New Civil Air Patrol squadron seeking youth cadets, adult volunteers

Civil Air Patrol cadets march in the graduation ceremony for the 2018 RI Wing encampment at Camp Varnum in Narragansett. A new CAP squadron will hold its first meeting at the Boys and Girls Club in Woonsocket on Thursday, July 18, at 6:30 p.m.

WOONSOCKET – Adults and teenagers interested in learning more about the aerospace industry and disaster relief will soon have a new outlet to get involved through a U.S. Air Force program that begins meeting at the Boys & Girls Club next week.

The Civil Air Patrol, the all-volunteer auxiliary program of the U.S. Air Force, is founding a new squadron in northern Rhode Island. The squadron will meet every Thursday evening from 6:30 to 9 p.m. at the Boys and Girls Club, 72 Kendrick Ave., and focus on CAP’s three missions of aerospace education, cadet programs and emergency services.
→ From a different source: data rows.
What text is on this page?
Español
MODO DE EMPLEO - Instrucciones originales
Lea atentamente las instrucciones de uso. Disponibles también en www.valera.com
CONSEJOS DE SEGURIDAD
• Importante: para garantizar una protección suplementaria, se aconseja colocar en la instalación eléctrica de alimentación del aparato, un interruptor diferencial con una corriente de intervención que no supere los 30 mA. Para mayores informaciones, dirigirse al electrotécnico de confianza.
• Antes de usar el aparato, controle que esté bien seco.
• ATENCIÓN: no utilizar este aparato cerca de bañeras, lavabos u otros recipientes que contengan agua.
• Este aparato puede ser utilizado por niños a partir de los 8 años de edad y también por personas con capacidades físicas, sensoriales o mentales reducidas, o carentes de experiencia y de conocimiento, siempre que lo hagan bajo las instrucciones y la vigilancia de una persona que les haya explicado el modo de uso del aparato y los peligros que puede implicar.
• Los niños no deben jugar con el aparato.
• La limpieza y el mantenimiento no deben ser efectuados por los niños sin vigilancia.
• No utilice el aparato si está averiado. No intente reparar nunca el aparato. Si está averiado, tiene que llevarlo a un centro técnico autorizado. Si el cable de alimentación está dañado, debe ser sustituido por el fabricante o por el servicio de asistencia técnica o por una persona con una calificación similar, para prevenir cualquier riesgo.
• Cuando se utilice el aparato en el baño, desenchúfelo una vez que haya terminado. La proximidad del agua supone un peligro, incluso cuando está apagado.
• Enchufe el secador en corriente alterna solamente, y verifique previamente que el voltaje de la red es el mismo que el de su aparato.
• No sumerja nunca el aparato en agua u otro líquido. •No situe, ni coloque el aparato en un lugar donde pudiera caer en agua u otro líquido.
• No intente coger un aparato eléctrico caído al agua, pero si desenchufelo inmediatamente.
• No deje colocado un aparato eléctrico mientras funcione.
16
The unit is actively seeking new members age 12 and older.

While much of CAP’s activities around the state are focused on its cadet program for teens, Capt. Chase Boni, director of recruiting and retention for the Rhode Island wing, emphasized the program is not just for youth. CAP also accepts adult volunteers age 18 and older to serve in both mentoring roles and in other positions in the squadron. The group’s headquarters unit at Quonset Point, he said, consists almost entirely of adult volunteers who participate in roles that mirror their professional experience and training.

“We have some who are pilots who fly our airplanes, we have ones who focus entirely on emergency services and doing search and rescues, we have some doing administrative work,” he said.
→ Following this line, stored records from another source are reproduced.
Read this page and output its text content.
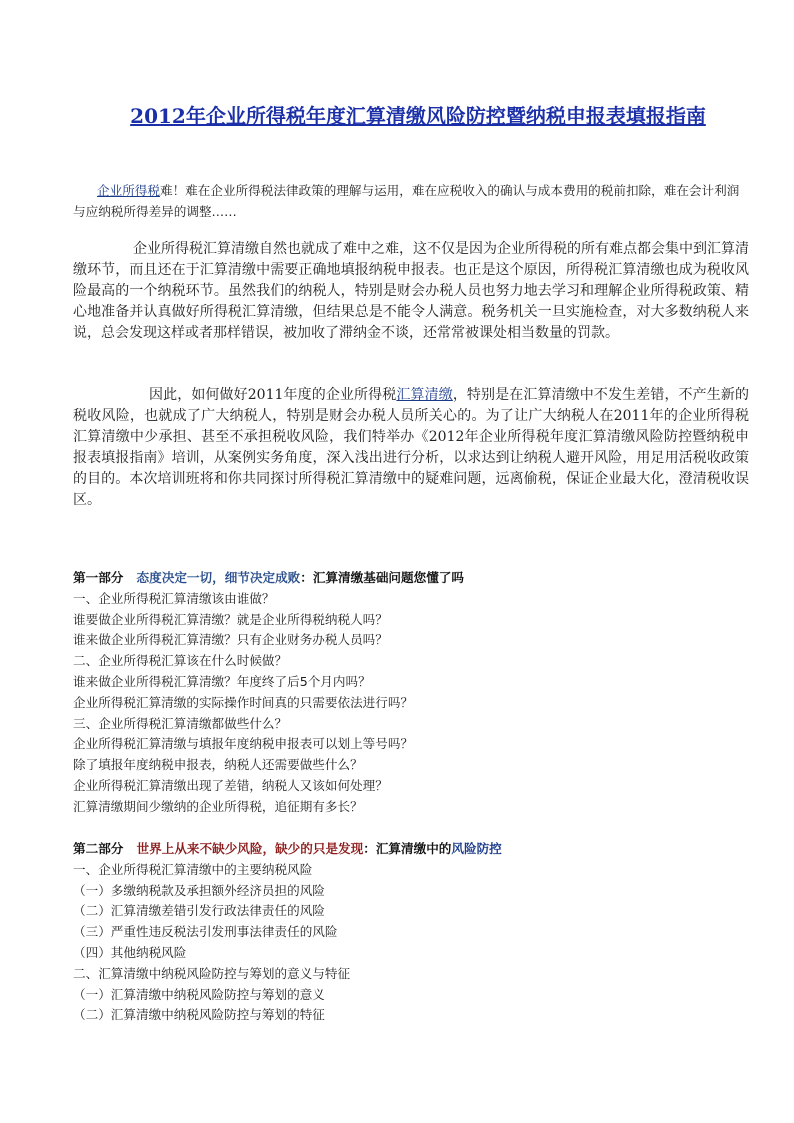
2012年企业所得税年度汇算清缴风险防控暨纳税申报表填报指南

企业所得税难！难在企业所得税法律政策的理解与运用，难在应税收入的确认与成本费用的税前扣除，难在会计利润与应纳税所得差异的调整……

企业所得税汇算清缴自然也就成了难中之难，这不仅是因为企业所得税的所有难点都会集中到汇算清缴环节，而且还在于汇算清缴中需要正确地填报纳税申报表。也正是这个原因，所得税汇算清缴也成为税收风险最高的一个纳税环节。虽然我们的纳税人，特别是财会办税人员也努力地去学习和理解企业所得税政策、精心地准备并认真做好所得税汇算清缴，但结果总是不能令人满意。税务机关一旦实施检查，对大多数纳税人来说，总会发现这样或者那样错误，被加收了滞纳金不谈，还常常被课处相当数量的罚款。

因此，如何做好2011年度的企业所得税汇算清缴，特别是在汇算清缴中不发生差错，不产生新的税收风险，也就成了广大纳税人，特别是财会办税人员所关心的。为了让广大纳税人在2011年的企业所得税汇算清缴中少承担、甚至不承担税收风险，我们特举办《2012年企业所得税年度汇算清缴风险防控暨纳税申报表填报指南》培训，从案例实务角度，深入浅出进行分析，以求达到让纳税人避开风险，用足用活税收政策的目的。本次培训班将和你共同探讨所得税汇算清缴中的疑难问题，远离偷税，保证企业最大化，澄清税收误区。

第一部分 态度决定一切，细节决定成败：汇算清缴基础问题您懂了吗
一、企业所得税汇算清缴该由谁做？
谁要做企业所得税汇算清缴？就是企业所得税纳税人吗？
谁来做企业所得税汇算清缴？只有企业财务办税人员吗？
二、企业所得税汇算该在什么时候做？
谁来做企业所得税汇算清缴？年度终了后5个月内吗？
企业所得税汇算清缴的实际操作时间真的只需要依法进行吗？
三、企业所得税汇算清缴都做些什么？
企业所得税汇算清缴与填报年度纳税申报表可以划上等号吗？
除了填报年度纳税申报表，纳税人还需要做些什么？
企业所得税汇算清缴出现了差错，纳税人又该如何处理？
汇算清缴期间少缴纳的企业所得税，追征期有多长？
第二部分 世界上从来不缺少风险，缺少的只是发现：汇算清缴中的风险防控
一、企业所得税汇算清缴中的主要纳税风险
（一）多缴纳税款及承担额外经济员担的风险
（二）汇算清缴差错引发行政法律责任的风险
（三）严重性违反税法引发刑事法律责任的风险
（四）其他纳税风险
二、汇算清缴中纳税风险防控与筹划的意义与特征
（一）汇算清缴中纳税风险防控与筹划的意义
（二）汇算清缴中纳税风险防控与筹划的特征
Both youth and adult participants will have the opportunity to receive search and rescue training and participate in leadership classes, color guard training, physical fitness and community events. In the case of a natural disaster, CAP works with state and federal agencies to coordinate volunteers. CAP squadrons around the country operate a fleet of 560 aircraft and perform about 90 percent continental U.S. inland search and rescue missions as tasked by the Air Force Rescue Coordination Center.

“Let’s say a natural disaster happens, if you’re a qualified and trained member of the Civil Air Patrol, if you’ve completed the necessary training to assist, you can choose to come and be deployed, so to speak, to activity,” said Boni.

The Woonsocket squadron, which is currently under the leadership of interim commander Lt. Col. Robert Gubala, will be the sixth CAP squadron in the state along with the headquarters unit at Quonset Point and four other squadrons based in Pawtucket, Westerly, West Warwick and North Kingstown. The program was founded in 1941, one week before Pearl Harbor, to serve as the civilian auxiliary of the U.S. Air Force. According to Boni, the program, and a similar one hosted by the U.S. Coast Guard, are the only military auxiliary forces in the country open to both youth and adult participants.

Membership typically costs $60 for adults and $35 for youth annually, though Boni noted youth participants can currently join for free, and grants are available to fund uniforms and other costs. In addition to regular meetings, youth cadets can participate in a new national initiative called the cadet wings program that offers funding for cadets to get their private pilot’s license as young as age 17. Cadets can also apply for weeklong summer programs at locations around the country on career-related topics, including aircraft and search and rescue.

“These are really great opportunities for cadets to learn sort of what’s out there, what they can do later on in life,” said Boni.